Dr. Clarke ministered not only to his parish, but made himself available to anyone in the community who was in need of a clergyman. He was highly respected, but in 1866 was publicly criticized in the Courier newspaper by a Roman Catholic priest named Father Moriarty, who accused him of marrying “Negroes, Jews, Irish and Germans” - and hinted darkly that he should stick to marrying only those of his own flock. In a letter published in the Courier of April 27, 1886 Dr. Clarke replied:
“Am I to understand that Father Moriarity refuses to marry Negroes, Irish, Germans, etc. or is it only that such persons of those different nationalities as cannot afford to pay his fees come to me instead?
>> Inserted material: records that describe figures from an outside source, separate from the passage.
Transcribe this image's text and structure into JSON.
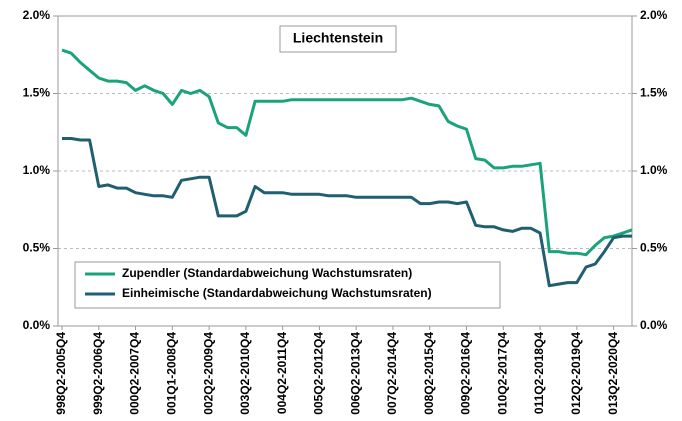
{
  "chart_data": {
    "type": "line",
    "title": "Liechtenstein",
    "categories": [
      "998Q2-2005Q4",
      null,
      null,
      null,
      "999Q2-2006Q4",
      null,
      null,
      null,
      "000Q2-2007Q4",
      null,
      null,
      null,
      "001Q1-2008Q4",
      null,
      null,
      null,
      "002Q2-2009Q4",
      null,
      null,
      null,
      "003Q2-2010Q4",
      null,
      null,
      null,
      "004Q2-2011Q4",
      null,
      null,
      null,
      "005Q2-2012Q4",
      null,
      null,
      null,
      "006Q2-2013Q4",
      null,
      null,
      null,
      "007Q2-2014Q4",
      null,
      null,
      null,
      "008Q2-2015Q4",
      null,
      null,
      null,
      "009Q2-2016Q4",
      null,
      null,
      null,
      "010Q2-2017Q4",
      null,
      null,
      null,
      "011Q2-2018Q4",
      null,
      null,
      null,
      "012Q2-2019Q4",
      null,
      null,
      null,
      "013Q2-2020Q4",
      null,
      null
    ],
    "series": [
      {
        "name": "Zupendler (Standardabweichung Wachstumsraten)",
        "color": "#1aa37a",
        "values": [
          1.78,
          1.76,
          1.7,
          1.65,
          1.6,
          1.58,
          1.58,
          1.57,
          1.52,
          1.55,
          1.52,
          1.5,
          1.43,
          1.52,
          1.5,
          1.52,
          1.48,
          1.31,
          1.28,
          1.28,
          1.23,
          1.45,
          1.45,
          1.45,
          1.45,
          1.46,
          1.46,
          1.46,
          1.46,
          1.46,
          1.46,
          1.46,
          1.46,
          1.46,
          1.46,
          1.46,
          1.46,
          1.46,
          1.47,
          1.45,
          1.43,
          1.42,
          1.32,
          1.29,
          1.27,
          1.08,
          1.07,
          1.02,
          1.02,
          1.03,
          1.03,
          1.04,
          1.05,
          0.48,
          0.48,
          0.47,
          0.47,
          0.46,
          0.52,
          0.57,
          0.58,
          0.6,
          0.62
        ]
      },
      {
        "name": "Einheimische (Standardabweichung Wachstumsraten)",
        "color": "#1f5f70",
        "values": [
          1.21,
          1.21,
          1.2,
          1.2,
          0.9,
          0.91,
          0.89,
          0.89,
          0.86,
          0.85,
          0.84,
          0.84,
          0.83,
          0.94,
          0.95,
          0.96,
          0.96,
          0.71,
          0.71,
          0.71,
          0.74,
          0.9,
          0.86,
          0.86,
          0.86,
          0.85,
          0.85,
          0.85,
          0.85,
          0.84,
          0.84,
          0.84,
          0.83,
          0.83,
          0.83,
          0.83,
          0.83,
          0.83,
          0.83,
          0.79,
          0.79,
          0.8,
          0.8,
          0.79,
          0.8,
          0.65,
          0.64,
          0.64,
          0.62,
          0.61,
          0.63,
          0.63,
          0.6,
          0.26,
          0.27,
          0.28,
          0.28,
          0.38,
          0.4,
          0.48,
          0.57,
          0.58,
          0.58
        ]
      }
    ],
    "ylim": [
      0,
      2
    ],
    "yticks": [
      {
        "value": 0,
        "label": "0.0%"
      },
      {
        "value": 0.5,
        "label": "0.5%"
      },
      {
        "value": 1,
        "label": "1.0%"
      },
      {
        "value": 1.5,
        "label": "1.5%"
      },
      {
        "value": 2,
        "label": "2.0%"
      }
    ],
    "y2lim": [
      0,
      2
    ],
    "y2ticks": [
      {
        "value": 0,
        "label": "0.0%"
      },
      {
        "value": 0.5,
        "label": "0.5%"
      },
      {
        "value": 1,
        "label": "1.0%"
      },
      {
        "value": 1.5,
        "label": "1.5%"
      },
      {
        "value": 2,
        "label": "2.0%"
      }
    ],
    "grid": true,
    "legend": "lower-left"
  }
}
I have married Negroes, Indian couples and other nationalities he speaks of. I am not at all ashamed of being the minister of the poor,nor do I think it unfitting that when people generally indifferent to religion, yet desire the priest’s services at funerals, at infant baptisms, and at marriages, he should take the opportunity to introduce as much religion as he can into their lives. Most of Father Moriarity’s reasoning in reply to my lecture rests upon that confusion between “Roman” and “Catholic” which is the main stock in trade for his side of the controversy.”
Dr. Clarke left St. James on October 1, 1886 — the 28th anniversary of his arrival — to accept the professorship of Hebrew and exegesis at the Episcopal Theological Seminary in Nashotah, Wisconsin.
Following his retirement in 1891, he returned to Syracuse and became chaplain to Bishop Huntington, a post he held for the remainder of his life.
He delivered major addresses at both the cornerstone laying of the new St. James Church and at its opening. Thereafter, he was a regular attendant and frequent speaker among his old congregation. He lived to see it revived as the Church of the Saviour and when he died on November 30, 1899 his body lay there in state.